A corpse even gets her hair done before the undertaker closes the lid.

Not Bethany.

Tears welled in the corners of her eyes as she stared aghast in the bathroom mirror.

Early gray peeked from above the hairline like a perverted Peeping Tom looking into affluent housewives’ windows. Black roots sprouted from both sides of her scalp above the ears. The style her hairdresser called beachy-blondie now looked like a bubbly art gallery print of a colorful sunrise scribbled over by a limited four-year-old.

With Wynne downstairs home-schooling Ashley and Palmer, Bethany had time to work a wonder. Working wonders was what Bethany called any of her limited successes. That cake she baked last year for Ashley’s birthday when the peanut butter icing actually tasted like peanut butter instead of crap the way Palmer described it? That was Bethany working a wonder. The morning she helped Palmer find the bulk package he panicked about misplacing that he had to deliver by noon? There she goes again, Bethany working a wonder. Persuading Wynne to grow a moustache for a week so he looked like lead singer Freddy Mercury in that movie about the rock band Queen? Bethany, did you work another wonder. Yes, she did.

With beauty shops ordered closed until who knew when, Bethany would take her hair coloring into her own hands. You didn’t have to be a feminist to be a woman who could take care of herself.
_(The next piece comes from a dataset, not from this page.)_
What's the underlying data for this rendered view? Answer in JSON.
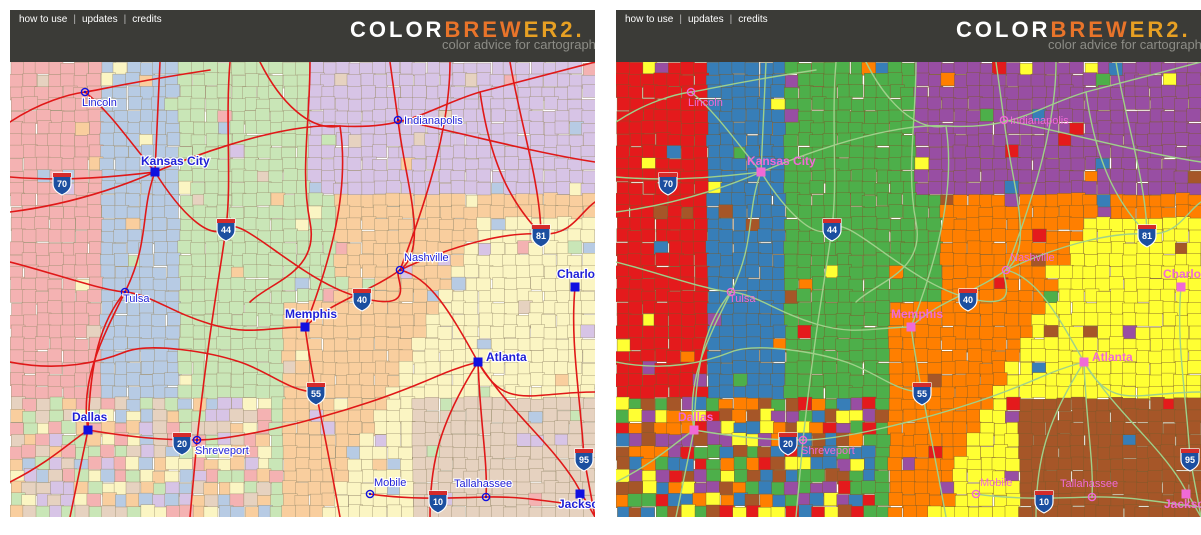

The box of dye in the back of the cabinet, stored with a useless accumulation of cosmetic samples, make-up, facial creams, eye shadow and other health and beauty aids, would do the trick.

This was an emergency and Bethany was an accident that already happened.

Trim of figure and busty of breast, Bethany stood with her hands planted firmly on her hips. Struggling to exude confidence, she faced a terrible foe and started to tremble. Her dark roots looked like earth worms trying to surface after a punishing rain, pushing their way past blond strands that once blew softly in her face. If only she could relive those days when she brushed a soft golden lock from her eyes, batted long fake lashes sprinkled with glitter and fished for boys with the ease of a seasoned lobster fisherman pulling up traps in Maine. That’s how she hooked Wynne. One look at the thin platinum tresses splayed across the tops of her tanned bouncy boobs, he went wobbly with desire. Now Bethany’s hair looked like desert tumbleweed blowing across an Arizona highway at the opening of a serial killer movie.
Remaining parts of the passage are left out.